- Um grupo de 25 deputados bolsonaristas protocolou o Projeto de Lei n.º 3681/2025, que propõe uma versão brasileira da Lei Magnitsky Global dos Estados Unidos.
- A proposta visa aplicar sanções a indivíduos acusados de graves violações de direitos humanos e corrupção.
- O projeto, de autoria do deputado Gustavo Gayer, define oito tipos de crimes que podem resultar em sanções, como tortura e tráfico de drogas.
- As punições incluem congelamento de ativos financeiros, bloqueio de contas, proibição de entrada no Brasil e multas de até 20% do faturamento de empresas infratoras.
- A aplicação da lei seria de competência do Congresso Nacional, sem necessidade de condenação judicial prévia.
Um grupo de 25 deputados bolsonaristas protocolou nesta segunda-feira, 4, o Projeto de Lei n.º 3681/2025, que visa criar uma versão brasileira da Lei Magnitsky Global dos Estados Unidos.
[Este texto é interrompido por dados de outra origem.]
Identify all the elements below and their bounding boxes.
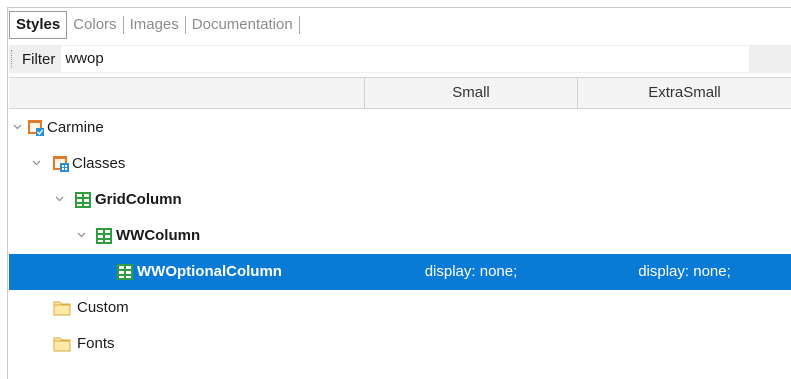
styles-tree: Carmine Classes GridColumn WWColumn WWOp… <box>9 110 791 362</box>
filter-label: Filter <box>22 50 56 68</box>
tab-colors[interactable]: Colors <box>67 11 122 39</box>
folder-icon <box>53 337 71 352</box>
tree-label: WWColumn <box>116 227 201 244</box>
tab-images[interactable]: Images <box>124 11 185 39</box>
cell-extrasmall-value[interactable]: display: none; <box>578 254 791 290</box>
folder-icon <box>53 301 71 316</box>
tree-row-carmine[interactable]: Carmine <box>9 110 791 146</box>
tree-row-classes[interactable]: Classes <box>9 146 791 182</box>
tree-row-custom[interactable]: Custom <box>9 290 791 326</box>
grid-class-icon <box>117 264 133 280</box>
column-header: Small ExtraSmall <box>9 77 791 109</box>
tree-label: Custom <box>77 299 129 316</box>
tree-row-gridcolumn[interactable]: GridColumn <box>9 182 791 218</box>
tab-separator <box>298 16 300 34</box>
tree-label: WWOptionalColumn <box>137 263 282 280</box>
theme-icon <box>28 120 44 136</box>
filter-input[interactable] <box>61 46 750 72</box>
chevron-down-icon[interactable] <box>32 158 41 167</box>
tree-label: Classes <box>72 155 126 172</box>
grid-class-icon <box>75 192 91 208</box>
grid-class-icon <box>96 228 112 244</box>
tab-styles[interactable]: Styles <box>9 11 68 39</box>
column-header-small[interactable]: Small <box>365 78 577 108</box>
tree-label: GridColumn <box>95 191 182 208</box>
tree-label: Fonts <box>77 335 115 352</box>
tab-strip: Styles Colors Images Documentation <box>9 11 300 39</box>
cell-small-value[interactable]: display: none; <box>365 254 577 290</box>
chevron-down-icon[interactable] <box>55 194 64 203</box>
tree-row-wwcolumn[interactable]: WWColumn <box>9 218 791 254</box>
chevron-down-icon[interactable] <box>77 230 86 239</box>
toolbar-grip[interactable] <box>11 50 14 68</box>
panel-border-top <box>7 7 791 8</box>
tab-documentation[interactable]: Documentation <box>186 11 299 39</box>
classes-icon <box>53 156 69 172</box>
column-header-extrasmall[interactable]: ExtraSmall <box>578 78 791 108</box>
panel-border-left <box>7 7 8 379</box>
tree-row-wwoptionalcolumn[interactable]: WWOptionalColumn display: none; display:… <box>9 254 791 290</box>
chevron-down-icon[interactable] <box>13 122 22 131</box>
tree-label: Carmine <box>47 119 104 136</box>
tree-row-fonts[interactable]: Fonts <box>9 326 791 362</box>
filter-bar: Filter <box>9 45 791 73</box>
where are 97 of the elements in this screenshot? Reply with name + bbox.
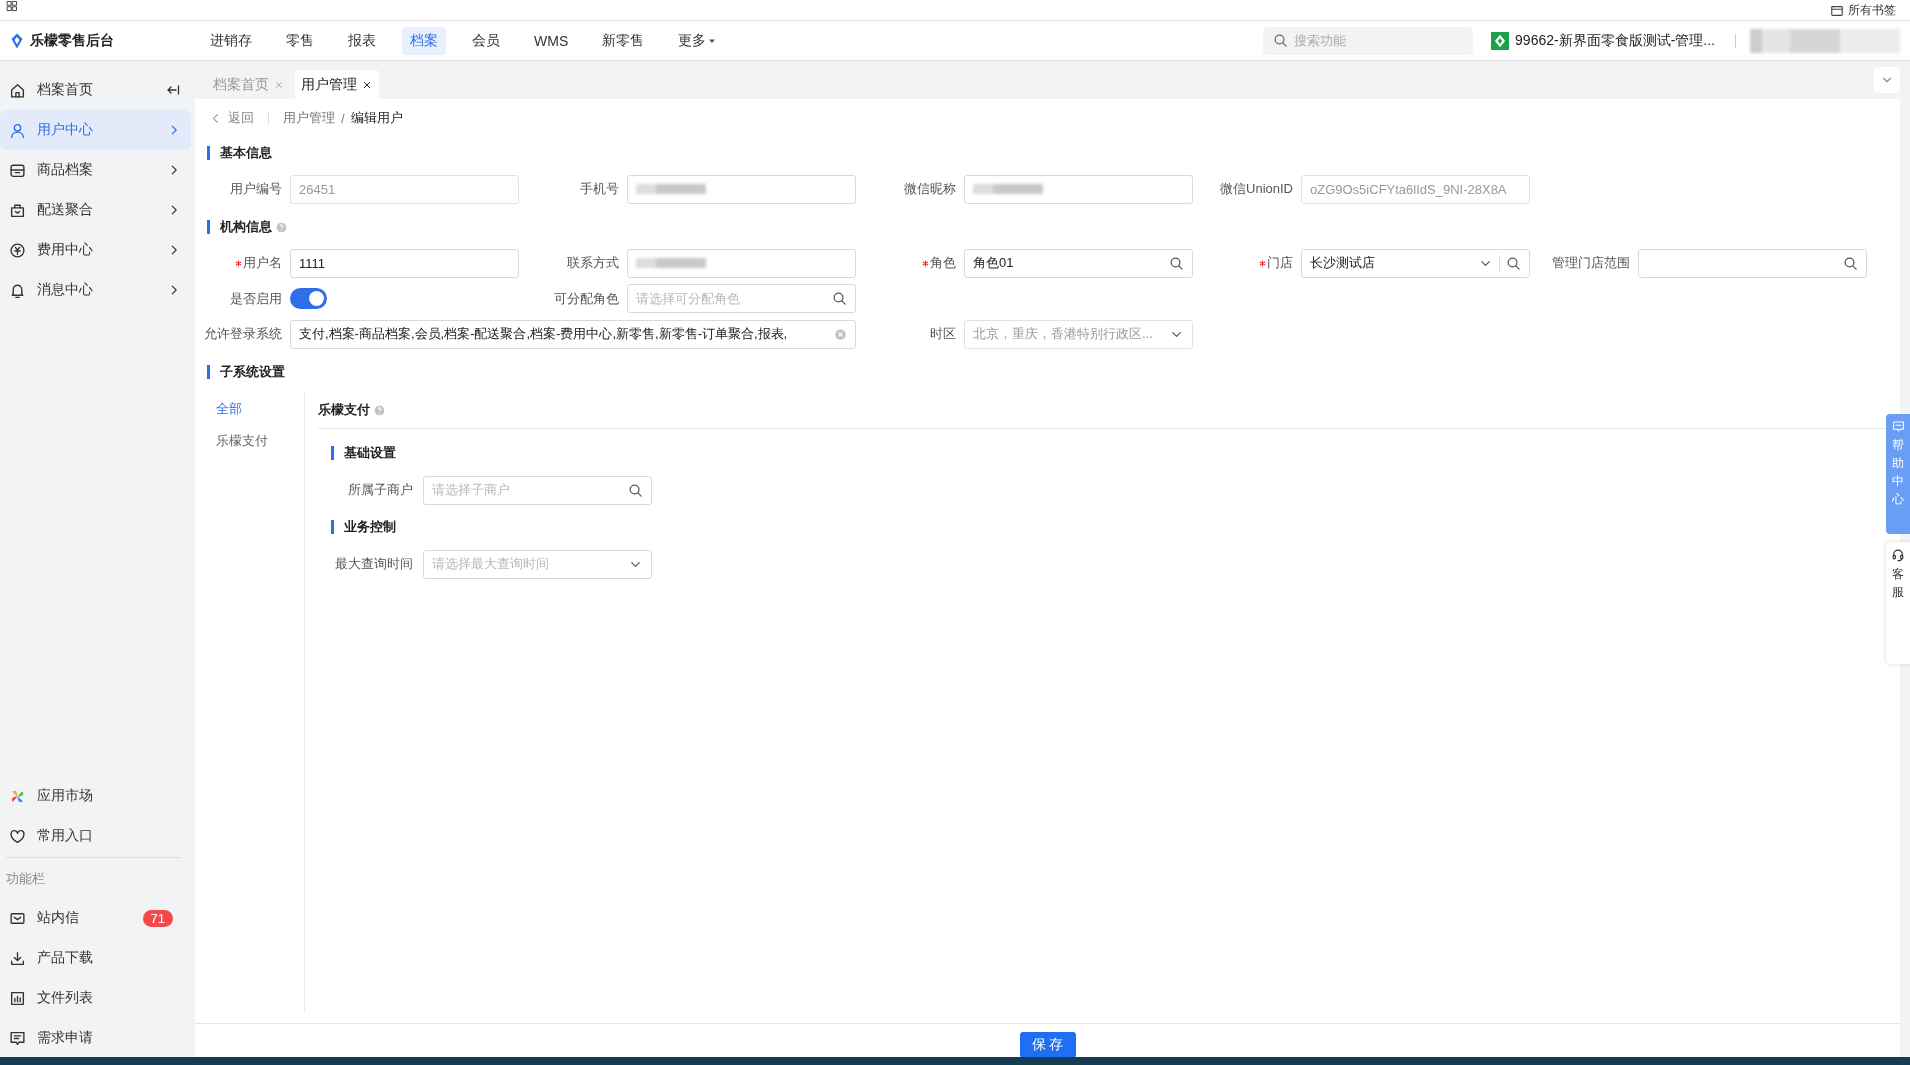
field-label: 联系方式 <box>566 254 620 272</box>
bell-icon <box>9 281 26 299</box>
section-marker <box>207 220 210 234</box>
input-field[interactable] <box>964 174 1193 204</box>
blurred-value <box>636 258 706 268</box>
section-marker <box>331 446 334 460</box>
nav-item[interactable]: 零售 <box>278 26 322 55</box>
download-icon <box>9 949 26 967</box>
input-field[interactable] <box>627 174 856 204</box>
breadcrumb-separator: / <box>341 110 345 126</box>
count-badge: 71 <box>142 909 173 927</box>
sidebar-item[interactable]: 文件列表 <box>0 978 191 1018</box>
customer-service-tab[interactable]: 客服 <box>1886 542 1910 664</box>
required-icon <box>922 259 929 267</box>
sidebar-item[interactable]: 费用中心 <box>0 230 191 270</box>
field-label: 微信昵称 <box>903 180 957 198</box>
subsystem-tab[interactable]: 全部 <box>216 400 242 418</box>
field-label: 微信UnionID <box>1219 180 1294 198</box>
search-icon[interactable] <box>832 291 847 306</box>
section-marker <box>207 146 210 160</box>
blurred-value <box>636 184 706 194</box>
save-button[interactable]: 保 存 <box>1019 1032 1076 1058</box>
store-name[interactable]: 99662-新界面零食版测试-管理... <box>1515 31 1715 50</box>
search-icon <box>1273 33 1289 48</box>
field-label: 允许登录系统 <box>203 325 283 343</box>
message-icon <box>9 1029 26 1047</box>
sidebar-item[interactable]: 产品下载 <box>0 938 191 978</box>
field-label: 管理门店范围 <box>1551 254 1631 272</box>
search-icon[interactable] <box>1843 255 1858 271</box>
panel-title: 乐檬支付 <box>318 401 370 419</box>
coin-icon <box>9 241 26 259</box>
section-title: 基础设置 <box>344 444 396 462</box>
store-logo-icon <box>1491 31 1510 50</box>
tab[interactable]: 用户管理 <box>295 70 379 99</box>
nav-item[interactable]: 新零售 <box>594 26 653 55</box>
nav-item[interactable]: 会员 <box>464 26 508 55</box>
sidebar-item[interactable]: 站内信 71 <box>0 898 191 938</box>
sidebar-item[interactable]: 商品档案 <box>0 150 191 190</box>
input-field[interactable]: 支付,档案-商品档案,会员,档案-配送聚合,档案-费用中心,新零售,新零售-订单聚合,报表, <box>290 319 856 349</box>
required-icon <box>235 259 242 267</box>
subsystem-tab[interactable]: 乐檬支付 <box>216 432 268 450</box>
field-label: 角色 <box>869 254 964 272</box>
sidebar-item[interactable]: 应用市场 <box>0 776 191 816</box>
user-icon <box>9 121 26 139</box>
section-title: 子系统设置 <box>220 363 285 381</box>
search-select[interactable]: 长沙测试店 <box>1301 248 1530 278</box>
chat-icon <box>1891 420 1905 433</box>
section-title: 业务控制 <box>344 518 396 536</box>
search-icon[interactable] <box>628 482 643 498</box>
nav-item[interactable]: 进销存 <box>202 26 260 55</box>
field-label: 是否启用 <box>229 289 283 308</box>
field-label: 所属子商户 <box>347 481 414 499</box>
breadcrumb-link[interactable]: 用户管理 <box>283 109 335 127</box>
logo-icon <box>9 32 25 49</box>
apps-icon[interactable] <box>6 0 18 12</box>
search-icon[interactable] <box>1506 255 1521 271</box>
blurred-value <box>973 184 1043 194</box>
field-label: 用户名 <box>195 254 290 272</box>
box-icon <box>9 161 26 179</box>
sidebar-heading: 功能栏 <box>5 870 46 888</box>
field-label: 门店 <box>1206 254 1301 272</box>
field-label: 可分配角色 <box>553 289 620 308</box>
toggle-switch[interactable] <box>290 288 327 309</box>
field-label: 时区 <box>929 325 957 343</box>
section-marker <box>331 520 334 534</box>
bookmarks-link[interactable]: 所有书签 <box>1848 2 1896 19</box>
nav-item[interactable]: 报表 <box>340 26 384 55</box>
section-title: 基本信息 <box>220 144 272 162</box>
back-link[interactable]: 返回 <box>209 109 254 127</box>
chart-icon <box>9 989 26 1007</box>
section-title: 机构信息 <box>220 218 272 236</box>
headset-icon <box>1891 548 1905 562</box>
home-icon <box>9 81 26 99</box>
section-marker <box>207 365 210 379</box>
search-select[interactable]: 角色01 <box>964 248 1193 278</box>
sidebar-item[interactable]: 用户中心 <box>0 110 191 150</box>
heart-icon <box>9 827 26 845</box>
search-icon[interactable] <box>1169 255 1184 271</box>
breadcrumb-current: 编辑用户 <box>350 109 403 127</box>
bag-icon <box>9 201 26 219</box>
sidebar-item[interactable]: 常用入口 <box>0 816 191 856</box>
nav-item[interactable]: 档案 <box>402 26 446 55</box>
sidebar-item[interactable]: 消息中心 <box>0 270 191 310</box>
collapse-icon[interactable] <box>165 82 181 98</box>
field-label: 手机号 <box>579 180 620 198</box>
sidebar-item[interactable]: 档案首页 <box>0 70 191 110</box>
required-icon <box>1259 259 1266 267</box>
field-label: 用户编号 <box>229 180 283 198</box>
app-title: 乐檬零售后台 <box>30 31 114 50</box>
sidebar-item[interactable]: 需求申请 <box>0 1018 191 1058</box>
field-label: 最大查询时间 <box>334 555 414 573</box>
bookmark-icon <box>1830 3 1844 18</box>
nav-item[interactable]: WMS <box>526 26 577 55</box>
nav-item[interactable]: 更多 <box>670 26 725 55</box>
input-field[interactable] <box>627 248 856 278</box>
sidebar-item[interactable]: 配送聚合 <box>0 190 191 230</box>
input-field[interactable]: 1111 <box>290 248 519 278</box>
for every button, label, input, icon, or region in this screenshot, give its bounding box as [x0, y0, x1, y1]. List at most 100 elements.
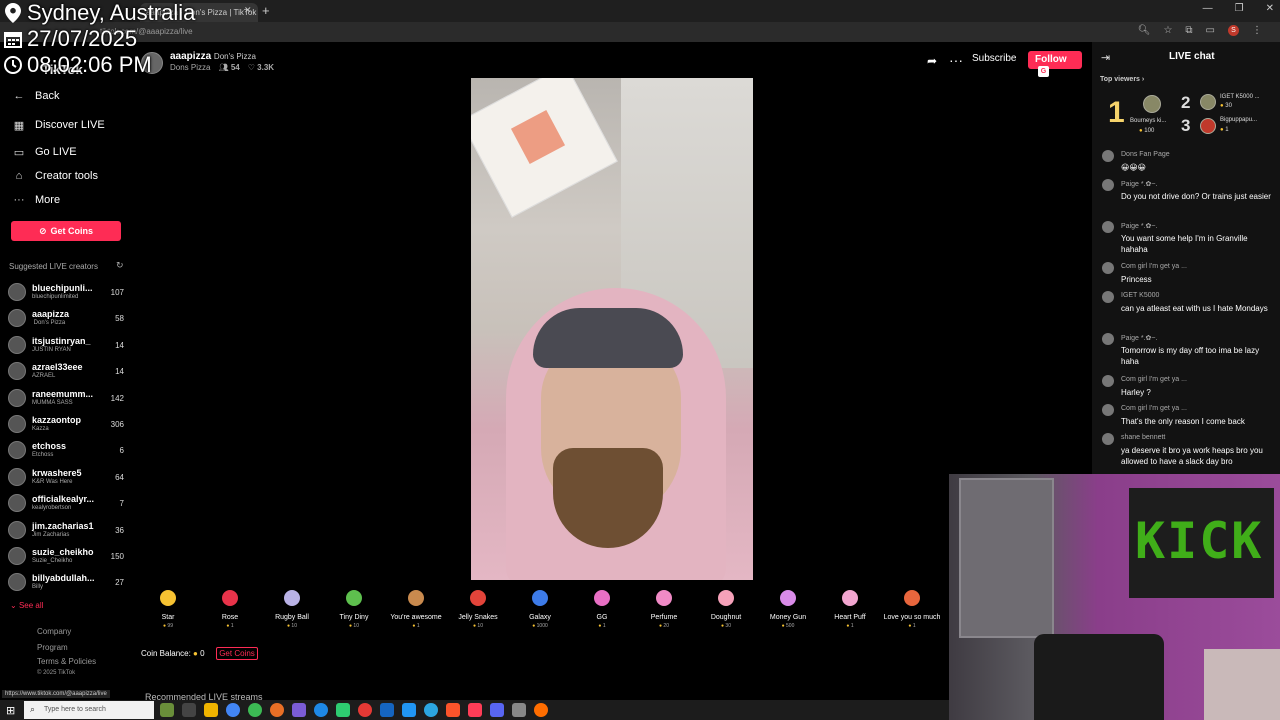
live-video[interactable]	[471, 78, 753, 580]
footer-terms[interactable]: Terms & Policies	[37, 657, 96, 666]
taskbar-app-icon[interactable]	[490, 703, 504, 717]
footer-company[interactable]: Company	[37, 627, 71, 636]
suggested-creator-item[interactable]: azrael33eee AZRAEL 14	[8, 359, 128, 385]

Essa legislação permite a aplicação de sanções a indivíduos acusados de graves violações de direitos humanos e corrupção. A proposta surge após os EUA imporem sanções ao ministro do STF, Alexandre de Moraes, com base na mesma lei.
O projeto, de autoria do deputado Gustavo Gayer (PL-GO), estabelece um regime de sanções administrativas e restrições a pessoas físicas ou jurídicas, nacionais ou estrangeiras, envolvidas em práticas lesivas à ordem jurídica ou à dignidade humana. O texto define oito tipos de crimes que podem levar à aplicação das sanções, incluindo tortura, violação de direitos humanos, corrupção e tráfico de drogas.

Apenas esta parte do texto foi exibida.